Cuando la cocina de verdad se hace a base de
pucheros cocinillas, de barro a ser posible,
meneando los caldos y echando mano del tenedor
o tridente para dar vueltas al asado. Esa sería,
en buena lid, la cocina tradicional o casera
(antiguamente, en los pueblos, se guisaba en
la lumbre humeante sostenidas las vasijas de
barro por esos caballetes de hierro que eran
los morillos). Pero desde un tiempo a esta parte,
los platos de la platería son sofisticados,
a base de no pocas mariconadas que te dejan
el hambre crujiendo las tripas. Viene esto a
colación por el cierre de “El Bulli”, que, dicen,
es la hostia en verso, donde Ferrán Adrià ha
enarbolado la bandera gastronómica mundial y,
a la que salta, saca el soplete y te funde un
huevo con un capullo colorado, que, según parece,
casan y de qué forma y gusto. Pues, miren: servidor
se queda con la cocina tradicional que sabe
al buen yantar, a base de pan y moja y servilleta
al cuello para sujetar la grasa consistente
que baja de la barbilla.
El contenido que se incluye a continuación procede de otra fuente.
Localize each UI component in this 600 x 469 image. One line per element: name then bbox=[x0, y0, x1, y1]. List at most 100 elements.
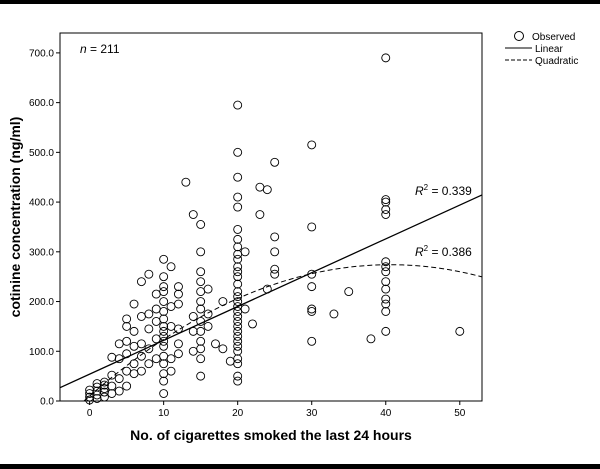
observed-point bbox=[233, 321, 243, 331]
legend-observed-marker bbox=[514, 31, 524, 41]
legend: Observed Linear Quadratic bbox=[505, 31, 578, 67]
observed-point bbox=[196, 354, 206, 364]
observed-point bbox=[455, 326, 465, 336]
observed-point bbox=[196, 267, 206, 277]
x-axis: 0 10 20 30 40 50 bbox=[87, 401, 466, 419]
observed-point bbox=[136, 366, 146, 376]
observed-point bbox=[218, 344, 228, 354]
observed-point bbox=[270, 247, 280, 257]
observed-point bbox=[381, 277, 391, 287]
observed-point bbox=[203, 309, 213, 319]
observed-point bbox=[233, 376, 243, 386]
observed-point bbox=[159, 297, 169, 306]
observed-point bbox=[166, 366, 176, 376]
observed-point bbox=[114, 374, 124, 384]
observed-point bbox=[233, 234, 243, 244]
observed-point bbox=[233, 316, 243, 326]
quadratic-fit-line bbox=[83, 264, 483, 402]
observed-point bbox=[233, 297, 243, 306]
observed-point bbox=[233, 254, 243, 264]
observed-point bbox=[122, 314, 132, 324]
y-tick-label: 400.0 bbox=[29, 198, 54, 209]
legend-linear-label: Linear bbox=[535, 44, 563, 55]
observed-point bbox=[196, 277, 206, 287]
observed-point bbox=[381, 326, 391, 336]
observed-point bbox=[174, 289, 183, 299]
x-tick-label: 30 bbox=[306, 408, 318, 419]
observed-point bbox=[107, 370, 117, 380]
observed-point bbox=[159, 282, 169, 292]
observed-point bbox=[99, 392, 109, 402]
n-annotation: n = 211 bbox=[80, 42, 120, 56]
observed-point bbox=[233, 202, 243, 212]
observed-point bbox=[144, 309, 154, 319]
observed-point bbox=[381, 262, 391, 272]
observed-point bbox=[159, 389, 169, 398]
observed-point bbox=[174, 349, 183, 359]
y-tick-label: 300.0 bbox=[29, 247, 54, 258]
observed-point bbox=[233, 279, 243, 289]
observed-point bbox=[233, 336, 243, 346]
y-tick-label: 700.0 bbox=[29, 48, 54, 59]
observed-point bbox=[129, 326, 139, 336]
observed-point bbox=[159, 287, 169, 297]
observed-point bbox=[270, 264, 280, 274]
observed-point bbox=[196, 336, 206, 346]
observed-point bbox=[107, 381, 117, 391]
observed-point bbox=[188, 210, 198, 219]
observed-point bbox=[233, 354, 243, 364]
observed-point bbox=[240, 247, 250, 257]
observed-point bbox=[270, 157, 280, 167]
observed-point bbox=[196, 220, 206, 229]
observed-point bbox=[85, 385, 95, 395]
observed-point bbox=[196, 304, 206, 314]
observed-point bbox=[144, 269, 154, 279]
top-border bbox=[0, 0, 600, 4]
observed-point bbox=[211, 339, 220, 349]
observed-point bbox=[233, 359, 243, 369]
observed-point bbox=[233, 172, 243, 182]
y-tick-label: 200.0 bbox=[29, 297, 54, 308]
legend-observed-label: Observed bbox=[532, 32, 575, 43]
observed-point bbox=[233, 262, 243, 272]
observed-point bbox=[329, 309, 339, 319]
observed-point bbox=[233, 331, 243, 341]
observed-point bbox=[233, 272, 243, 282]
observed-point bbox=[381, 299, 391, 309]
observed-point bbox=[159, 272, 169, 282]
observed-point bbox=[159, 336, 169, 346]
observed-point bbox=[307, 307, 317, 316]
observed-point bbox=[188, 312, 198, 321]
observed-point bbox=[159, 376, 169, 386]
observed-point bbox=[381, 284, 391, 294]
observed-point bbox=[136, 351, 146, 361]
observed-point bbox=[307, 222, 317, 232]
observed-point bbox=[381, 257, 391, 267]
observed-point bbox=[233, 287, 243, 297]
x-tick-label: 0 bbox=[87, 408, 93, 419]
observed-point bbox=[255, 210, 265, 219]
y-tick-label: 0.0 bbox=[40, 397, 54, 408]
observed-point bbox=[196, 297, 206, 306]
x-tick-label: 50 bbox=[454, 408, 466, 419]
observed-point bbox=[233, 147, 243, 157]
observed-point bbox=[233, 346, 243, 356]
legend-quadratic-label: Quadratic bbox=[535, 56, 578, 67]
observed-point bbox=[381, 197, 391, 207]
observed-point bbox=[159, 307, 169, 316]
observed-point bbox=[381, 205, 391, 214]
x-tick-label: 40 bbox=[380, 408, 392, 419]
observed-point bbox=[307, 336, 317, 346]
observed-point bbox=[381, 195, 391, 205]
observed-point bbox=[262, 185, 272, 195]
plot-area-frame bbox=[59, 32, 483, 402]
observed-point bbox=[166, 262, 176, 272]
observed-point bbox=[196, 344, 206, 354]
x-tick-label: 10 bbox=[158, 408, 170, 419]
observed-point bbox=[174, 299, 183, 309]
observed-point bbox=[136, 277, 146, 287]
bottom-border bbox=[0, 464, 600, 469]
observed-point bbox=[307, 140, 317, 150]
observed-point bbox=[122, 321, 132, 331]
y-tick-label: 500.0 bbox=[29, 148, 54, 159]
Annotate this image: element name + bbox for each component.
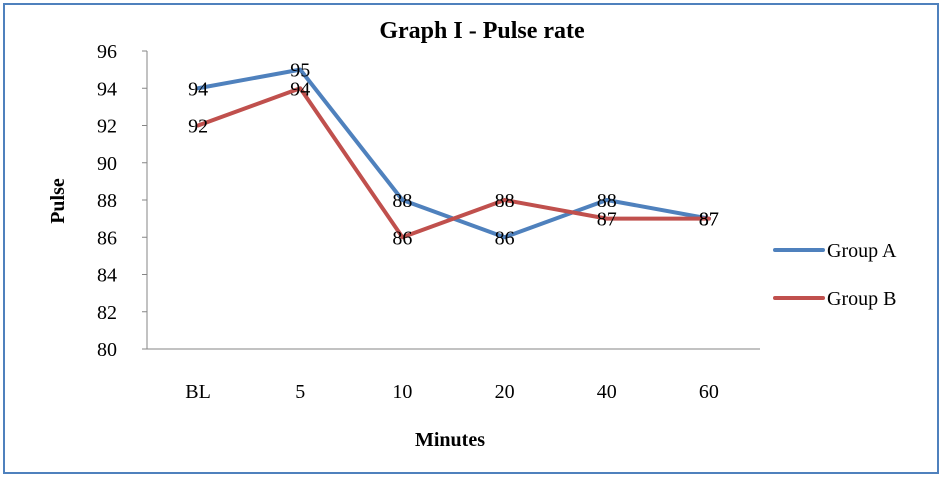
y-axis-label: Pulse xyxy=(47,178,69,224)
data-label: 92 xyxy=(188,116,208,138)
data-label: 94 xyxy=(290,78,310,100)
y-tick-label: 82 xyxy=(97,302,117,324)
data-label: 87 xyxy=(699,209,719,231)
x-tick-label: 40 xyxy=(597,381,617,403)
legend-label: Group A xyxy=(827,240,897,262)
x-tick-label: 10 xyxy=(392,381,412,403)
data-label: 87 xyxy=(597,209,617,231)
data-label: 86 xyxy=(495,227,515,249)
x-tick-label: 60 xyxy=(699,381,719,403)
y-tick-label: 84 xyxy=(97,265,117,287)
data-label: 95 xyxy=(290,60,310,82)
data-label: 87 xyxy=(699,209,719,231)
y-tick-label: 92 xyxy=(97,116,117,138)
y-tick-label: 94 xyxy=(97,78,117,100)
data-label: 88 xyxy=(597,190,617,212)
data-label: 88 xyxy=(495,190,515,212)
y-tick-label: 80 xyxy=(97,339,117,361)
y-tick-label: 90 xyxy=(97,153,117,175)
legend-label: Group B xyxy=(827,288,896,310)
y-tick-label: 96 xyxy=(97,41,117,63)
x-tick-label: 5 xyxy=(295,381,305,403)
x-tick-label: BL xyxy=(185,381,211,403)
data-label: 88 xyxy=(392,190,412,212)
data-label: 94 xyxy=(188,78,208,100)
x-axis-label: Minutes xyxy=(415,429,485,451)
y-tick-label: 86 xyxy=(97,227,117,249)
chart-title: Graph I - Pulse rate xyxy=(379,18,585,44)
series-line-group-a xyxy=(196,67,711,240)
y-tick-label: 88 xyxy=(97,190,117,212)
series-line-group-b xyxy=(196,86,711,240)
data-label: 86 xyxy=(392,227,412,249)
chart-frame xyxy=(3,3,939,474)
x-tick-label: 20 xyxy=(495,381,515,403)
Un par de huevos, por
ejemplo, es el equivalente a un par de cojones
y un palito. Se celebra, entre otros comedores,
en Casa Lucio o el establecimiento de su cuñado
Angelito en “El Landó”, en las Vistillas madrileñas,
en donde invité una noche a mi inolvidable Cela,
Marina incluida, claro, que no paraba de decir:
“—¡Modérate, Camilo José!” A lo que el Nobel
respondió enfurecido mientras se echaba al coleto
una buena loncha de pata negra: “—Cállate, cojones…”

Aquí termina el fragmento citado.